必然は偶然、偶然は必然

『でもさー、ローレライ』
二人の意志を確認したところで、そろそろ過去に二人を送り出そうと思っていたローレライにルークからの疑問の声が上がる。
『どうした?ルークよ』
『俺らが過去に戻るのはいいんだけど、俺らって政治の仕組みとかってあんまりわかんねぇんだけど』
『あぁ、そういえば僕もあまり自信が・・・』
『・・・むぅ』
二人の言葉にローレライは考え込むように唸り声をあげる。



・・・彼ら二人はあの旅の時点では実年齢七歳と二歳、はっきり言えば政治の事を知り得ているはずもない。音譜帯に来てから二人も下界を覗くことで知識は身につけて来たが、政治に関しては世界が混乱していたために平安に保たれている国をまとめるためのまともなやり方の政治の手本というものを二人は知らなかった。



『伯父上とかピオニー陛下のようにすればいいって言うんならそうするけど』
『ただ、やはりあまり大量のレプリカ達が産まれた状態では終わらせたくないですね。でもそれなら真っ当な政治のやり方は僕らには絶対に必要なことです』
更に二人の言葉がローレライの悩みになる。以前の流れを組んでしまえば、必然的にヴァン達の手により大量のレプリカ達を産んでしまう事になる。そうなれば世界の混乱と共にレプリカの迫害の現実が出て来る。ただ、それらを起こさないように意識した歴史改革を行えばこの現状とは違う未来が待っている。そうなれば政治に関わりが少ない二人にうまくやっていけるかどうかという不安が言葉に現れていた。

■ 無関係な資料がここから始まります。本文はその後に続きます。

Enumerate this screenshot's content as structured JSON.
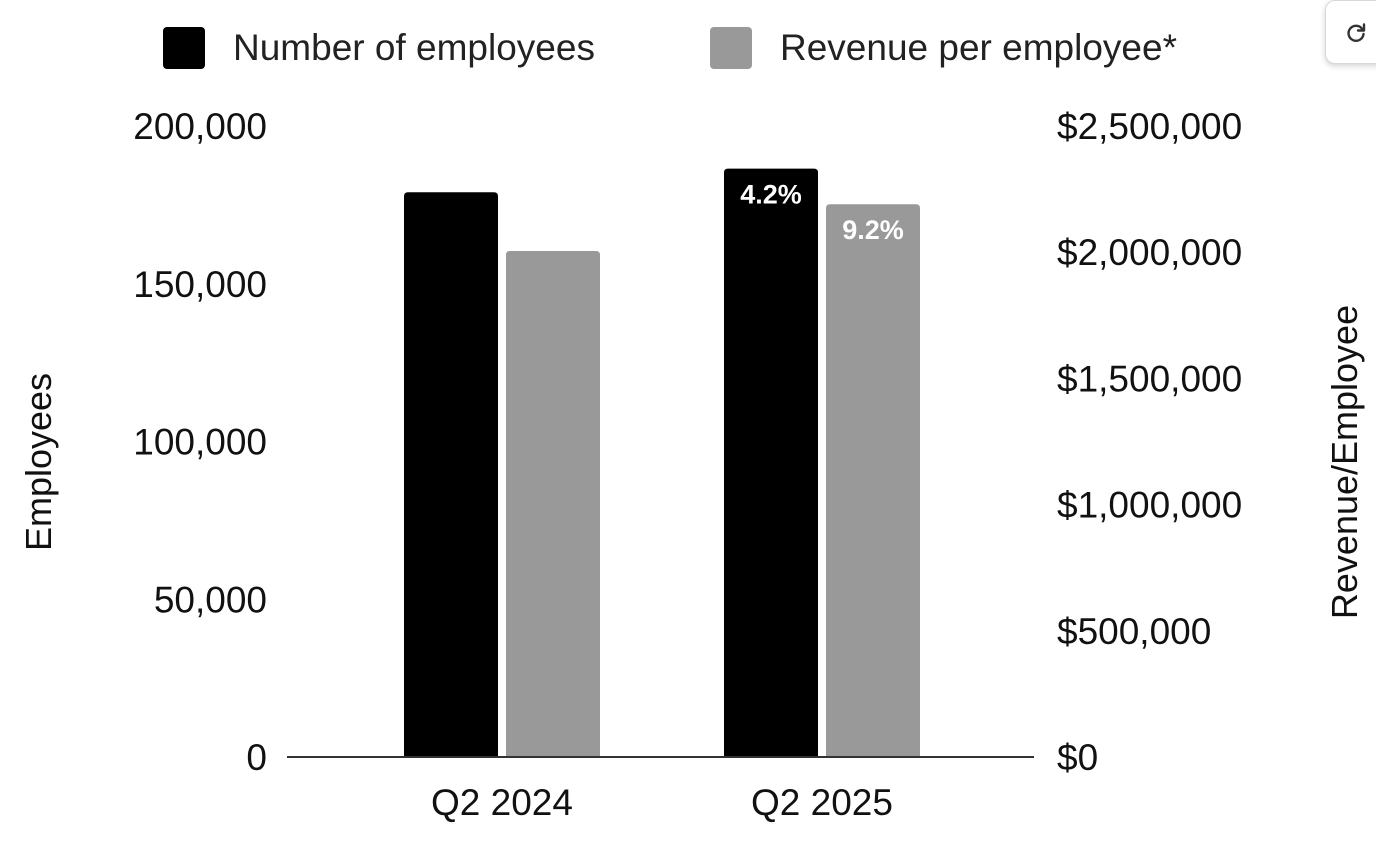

二人の言葉に沈黙したままのローレライ、それにつられて二人も考え込む。その時間がしばらく続くと、沈黙に包まれていたローレライからようやく言葉がでてきた。
『・・・うむ、仕方ない。我が別の世界まで行き、政治を行えるものを連れてこよう』
『・・・は?』
『・・・ローレライ、冗談ですよね?』
過去に送るといったときのように、また怪訝な顔になる二人。だが、ワンクッション置いている分二人の動揺は少ない。
『冗談ではない、我は本気だ』
『・・・お前がいうからホントなんだろうけど、そんな事相手は受け入れてくれんのか?』
『心配するな、我が説得する・・・こうやっていても仕方ない、そなたらを過去に戻すぞ』
『『えっ!ローレライ!?』』
『そなたらは始まりの時の一月程前に戻す。始まりの時が来たら我は二人が出会う地で政治を行えるものを寄越す。それでは行くがよい』
『ちょっ、ちょっとまっ・・・!!』
まだ何かいいたげなルークの言葉を遮り、ローレライは二人を自らの光りで包み込む。その光が収縮して消え去ると、二人の姿はすでになくなっていた。



『さて・・・我も行くか』
その一言の後、未だ混乱の極みにたっている地上をちらりと見てローレライは異次元の扉を開きその空間へと消え去っていった。









「ん・・・ううん・・・眠い・・・」
ルークは寝返りをうちながら自分に訪れている眠気に甘い誘惑を感じていた。
「ん・・・あぁ、久しぶりだな。眠る感覚ってのも・・・」
すると途中でルークはパッと体を起こして辺りを見渡す。自分が音譜帯にいた時にはなかった感覚、自分に生きていた時にあった感覚を思い出したルークは自分が戻ってきたことを確信した。
「・・・確認するまでもないけど、俺の部屋か」
一月程前と言っていたからにはそうだろうな、そうルークは思いながらふわぁと眠そうにあくびをする。
「・・・寝よう、久しぶりに睡眠をとってから色々やろう」
今の自分にある確かに生きているという実感、眠気を無視してまで何かしても意味はない。ルークはそう思い、また体をベッドに預けた。






「ここは・・・僕が使っていた部屋ですね」
その頃、イオンも自分が使っていた部屋の中で過去に戻ってきたことを確認していた。
「一月程前とローレライは言っていましたね、ならそろそろマルクトから使者がくるころですか・・・」
さてどうしましょうか、これからの行動をどうするかをイオンは何やら若干黒そうな笑みを浮かべて熟考を開始した。



後はローレライを待つだけ、二人はそう思っていた。しかし事態は複数の曲面を迎えることになる。